Passei mais de um ano na Malásia e, no período em que estive na pequena e interiorana Nibong Tebal, bem longe da capital Kuala Lumpur, tive que me adaptar ao inglês falado por quase toda a população daquele reino. Grande parte dos malaios consegue se comunicar em inglês. A população, dividida entre malaios originais – todos muçulmanos, malaios de origem chinesa – normalmente buddhistas Mahayana, alguns Theravada e ambos misturados a fortes tradições Taoístas e um grande número de indianos, quase sempre de etnia Támil, que praticam o Hinduísmo, Catolicismo, seguem as Igrejas Evangélicas (cada vez mais presentes do país) e o Sikhismo, que tem presença forte e templos gigantescos. Com uma mistura dessas, nada mais fascinante para um ocidental curioso por aprender coisas novas!
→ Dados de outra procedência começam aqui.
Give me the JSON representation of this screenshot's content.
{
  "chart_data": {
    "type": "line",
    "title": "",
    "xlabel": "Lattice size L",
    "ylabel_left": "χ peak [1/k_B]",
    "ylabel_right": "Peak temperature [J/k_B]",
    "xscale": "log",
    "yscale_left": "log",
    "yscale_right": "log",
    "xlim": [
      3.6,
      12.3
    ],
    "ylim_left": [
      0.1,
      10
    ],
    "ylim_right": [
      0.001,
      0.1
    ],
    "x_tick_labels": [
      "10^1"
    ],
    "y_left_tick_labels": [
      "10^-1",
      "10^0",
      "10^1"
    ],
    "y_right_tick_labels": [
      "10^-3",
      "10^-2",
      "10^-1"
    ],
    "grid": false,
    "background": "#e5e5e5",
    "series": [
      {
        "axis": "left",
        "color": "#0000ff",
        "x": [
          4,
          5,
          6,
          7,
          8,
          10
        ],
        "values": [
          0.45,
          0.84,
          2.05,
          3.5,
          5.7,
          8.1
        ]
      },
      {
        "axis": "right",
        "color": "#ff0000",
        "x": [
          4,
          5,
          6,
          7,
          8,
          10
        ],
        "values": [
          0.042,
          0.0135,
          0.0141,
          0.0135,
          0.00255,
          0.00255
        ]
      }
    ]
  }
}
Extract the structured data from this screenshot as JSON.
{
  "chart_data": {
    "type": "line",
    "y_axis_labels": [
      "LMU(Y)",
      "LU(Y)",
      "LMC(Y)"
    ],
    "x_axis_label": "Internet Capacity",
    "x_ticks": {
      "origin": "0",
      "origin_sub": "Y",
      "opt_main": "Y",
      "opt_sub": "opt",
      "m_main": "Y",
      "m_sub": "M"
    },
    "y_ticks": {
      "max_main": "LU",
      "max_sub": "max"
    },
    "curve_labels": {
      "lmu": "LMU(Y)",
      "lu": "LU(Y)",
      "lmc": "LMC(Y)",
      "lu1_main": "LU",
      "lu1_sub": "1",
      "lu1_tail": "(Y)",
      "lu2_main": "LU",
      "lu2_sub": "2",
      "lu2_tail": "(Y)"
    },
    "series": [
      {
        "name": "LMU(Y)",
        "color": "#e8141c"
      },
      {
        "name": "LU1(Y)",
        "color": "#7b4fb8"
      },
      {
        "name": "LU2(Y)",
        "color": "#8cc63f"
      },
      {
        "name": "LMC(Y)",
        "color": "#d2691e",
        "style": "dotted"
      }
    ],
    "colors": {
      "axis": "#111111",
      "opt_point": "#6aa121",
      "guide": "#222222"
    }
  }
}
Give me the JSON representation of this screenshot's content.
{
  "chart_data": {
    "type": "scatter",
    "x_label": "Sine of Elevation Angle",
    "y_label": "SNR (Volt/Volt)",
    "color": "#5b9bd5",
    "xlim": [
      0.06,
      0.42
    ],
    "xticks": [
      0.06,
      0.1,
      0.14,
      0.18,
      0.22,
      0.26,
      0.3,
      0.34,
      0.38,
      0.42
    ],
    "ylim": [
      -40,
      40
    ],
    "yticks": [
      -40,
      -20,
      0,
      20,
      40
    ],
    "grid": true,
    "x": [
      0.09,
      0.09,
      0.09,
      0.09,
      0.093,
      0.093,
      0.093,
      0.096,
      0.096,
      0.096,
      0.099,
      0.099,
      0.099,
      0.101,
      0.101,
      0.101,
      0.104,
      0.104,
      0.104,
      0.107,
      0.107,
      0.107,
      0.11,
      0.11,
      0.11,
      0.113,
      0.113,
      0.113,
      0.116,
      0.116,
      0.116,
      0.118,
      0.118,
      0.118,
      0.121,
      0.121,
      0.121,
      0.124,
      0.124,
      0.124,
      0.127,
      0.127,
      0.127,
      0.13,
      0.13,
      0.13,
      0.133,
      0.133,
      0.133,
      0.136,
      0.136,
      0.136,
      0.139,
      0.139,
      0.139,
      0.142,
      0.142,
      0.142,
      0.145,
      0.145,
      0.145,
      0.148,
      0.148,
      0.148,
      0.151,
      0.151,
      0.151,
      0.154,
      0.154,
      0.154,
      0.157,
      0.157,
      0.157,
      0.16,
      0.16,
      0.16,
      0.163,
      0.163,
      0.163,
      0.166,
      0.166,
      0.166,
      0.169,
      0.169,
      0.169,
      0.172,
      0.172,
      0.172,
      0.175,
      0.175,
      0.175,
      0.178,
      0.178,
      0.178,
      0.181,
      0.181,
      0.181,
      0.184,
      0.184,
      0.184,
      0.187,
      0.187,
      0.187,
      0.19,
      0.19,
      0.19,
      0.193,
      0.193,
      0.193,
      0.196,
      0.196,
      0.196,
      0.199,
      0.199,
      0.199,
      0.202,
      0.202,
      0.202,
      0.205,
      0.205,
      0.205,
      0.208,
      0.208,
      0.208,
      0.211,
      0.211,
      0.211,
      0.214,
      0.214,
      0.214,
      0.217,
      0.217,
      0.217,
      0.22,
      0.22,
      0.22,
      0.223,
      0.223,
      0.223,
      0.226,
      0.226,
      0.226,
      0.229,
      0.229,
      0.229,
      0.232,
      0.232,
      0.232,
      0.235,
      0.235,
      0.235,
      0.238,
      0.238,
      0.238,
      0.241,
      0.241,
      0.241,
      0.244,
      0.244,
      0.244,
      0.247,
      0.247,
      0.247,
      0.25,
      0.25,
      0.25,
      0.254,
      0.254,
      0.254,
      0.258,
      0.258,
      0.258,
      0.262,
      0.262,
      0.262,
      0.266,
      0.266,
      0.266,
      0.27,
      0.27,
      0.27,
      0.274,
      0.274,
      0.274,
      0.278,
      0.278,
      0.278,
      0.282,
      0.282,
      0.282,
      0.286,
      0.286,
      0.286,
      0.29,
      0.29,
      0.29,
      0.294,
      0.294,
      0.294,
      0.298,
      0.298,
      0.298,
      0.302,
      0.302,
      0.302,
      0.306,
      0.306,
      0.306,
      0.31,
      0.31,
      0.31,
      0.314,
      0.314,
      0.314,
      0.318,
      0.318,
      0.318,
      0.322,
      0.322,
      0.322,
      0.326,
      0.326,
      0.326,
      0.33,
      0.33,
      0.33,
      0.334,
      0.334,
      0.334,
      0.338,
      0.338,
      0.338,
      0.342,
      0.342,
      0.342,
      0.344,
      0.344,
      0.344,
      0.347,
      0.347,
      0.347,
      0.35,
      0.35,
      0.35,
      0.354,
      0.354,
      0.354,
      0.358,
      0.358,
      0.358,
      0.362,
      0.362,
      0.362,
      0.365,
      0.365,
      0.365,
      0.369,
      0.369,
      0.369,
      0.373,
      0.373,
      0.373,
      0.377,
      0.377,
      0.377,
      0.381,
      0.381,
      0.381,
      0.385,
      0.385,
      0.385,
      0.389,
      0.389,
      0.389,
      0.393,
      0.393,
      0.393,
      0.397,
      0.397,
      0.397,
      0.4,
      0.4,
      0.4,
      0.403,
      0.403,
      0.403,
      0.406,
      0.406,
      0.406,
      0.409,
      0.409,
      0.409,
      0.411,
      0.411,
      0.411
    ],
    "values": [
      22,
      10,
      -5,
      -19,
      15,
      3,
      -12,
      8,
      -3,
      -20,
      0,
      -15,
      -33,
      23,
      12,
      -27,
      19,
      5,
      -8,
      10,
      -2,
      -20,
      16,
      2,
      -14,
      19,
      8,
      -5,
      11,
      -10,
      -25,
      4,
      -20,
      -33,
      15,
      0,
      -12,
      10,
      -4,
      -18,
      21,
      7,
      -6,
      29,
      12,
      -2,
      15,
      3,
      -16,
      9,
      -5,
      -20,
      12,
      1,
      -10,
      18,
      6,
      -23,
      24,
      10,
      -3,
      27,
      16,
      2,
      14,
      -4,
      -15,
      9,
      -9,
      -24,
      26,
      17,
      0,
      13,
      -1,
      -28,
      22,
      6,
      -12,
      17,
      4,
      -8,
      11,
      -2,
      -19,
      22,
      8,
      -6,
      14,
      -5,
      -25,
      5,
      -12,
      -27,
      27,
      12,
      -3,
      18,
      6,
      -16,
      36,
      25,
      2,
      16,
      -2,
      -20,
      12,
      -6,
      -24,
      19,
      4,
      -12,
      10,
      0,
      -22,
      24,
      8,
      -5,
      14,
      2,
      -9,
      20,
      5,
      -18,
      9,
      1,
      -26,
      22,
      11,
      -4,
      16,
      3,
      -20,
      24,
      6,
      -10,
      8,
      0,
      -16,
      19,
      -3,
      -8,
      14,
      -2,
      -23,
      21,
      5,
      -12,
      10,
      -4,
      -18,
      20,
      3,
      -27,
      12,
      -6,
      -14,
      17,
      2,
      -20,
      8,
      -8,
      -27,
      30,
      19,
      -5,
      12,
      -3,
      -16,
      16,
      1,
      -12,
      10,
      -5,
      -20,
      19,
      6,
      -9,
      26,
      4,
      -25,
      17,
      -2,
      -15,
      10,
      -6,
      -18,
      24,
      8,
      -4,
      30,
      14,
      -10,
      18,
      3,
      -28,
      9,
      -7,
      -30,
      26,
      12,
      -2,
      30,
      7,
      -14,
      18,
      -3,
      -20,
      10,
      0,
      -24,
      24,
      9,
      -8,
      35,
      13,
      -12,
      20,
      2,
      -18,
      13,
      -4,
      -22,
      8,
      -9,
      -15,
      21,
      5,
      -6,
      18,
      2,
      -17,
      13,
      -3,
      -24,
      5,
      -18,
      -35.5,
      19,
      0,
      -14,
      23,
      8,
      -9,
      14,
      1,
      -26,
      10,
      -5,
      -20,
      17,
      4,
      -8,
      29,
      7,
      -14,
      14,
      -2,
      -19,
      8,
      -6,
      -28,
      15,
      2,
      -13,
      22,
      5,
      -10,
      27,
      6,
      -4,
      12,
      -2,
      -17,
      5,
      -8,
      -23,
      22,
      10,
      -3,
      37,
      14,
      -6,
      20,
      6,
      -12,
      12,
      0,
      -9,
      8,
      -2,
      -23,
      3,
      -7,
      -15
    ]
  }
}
O inglês, falado por toda a população chinesa e de origem indiana, mas, nem sempre comum entre os malaios originais, tem diversas peculiaridades que o torna às vezes engraçado, às vezes tão simples quanto o de uma criança com poucos meses de aula! Orgulhosos de terem sido colônia inglesa, nunca diga a um malaio que o inglês deles é estranho ou errado! Para eles, é tão bonito e correto quanto o da Rainha da Inglaterra! Mas, vejam só:

 Já jantou? – Have you had dinner? na Malásia fica: “Dinner had lah?”

 Onde você está agora? – Where are you now? fica: “You where now?”

 Faz tempo que não lhe vejo! – Long time no see! fica “Long time lah!”

 Aonde você vai? – Where are you going? fica: “You go where?”

 Após algum tempo, se a pessoa tem bom conhecimento de inglês, vai se acostumando a algo tão diferente e é sempre bom saber que eles entendem perfeitamente o inglês correto e parecem não se importar com o fato de falarem de um modo tão estranho (talvez achem que o inglês correto é que é estranho!)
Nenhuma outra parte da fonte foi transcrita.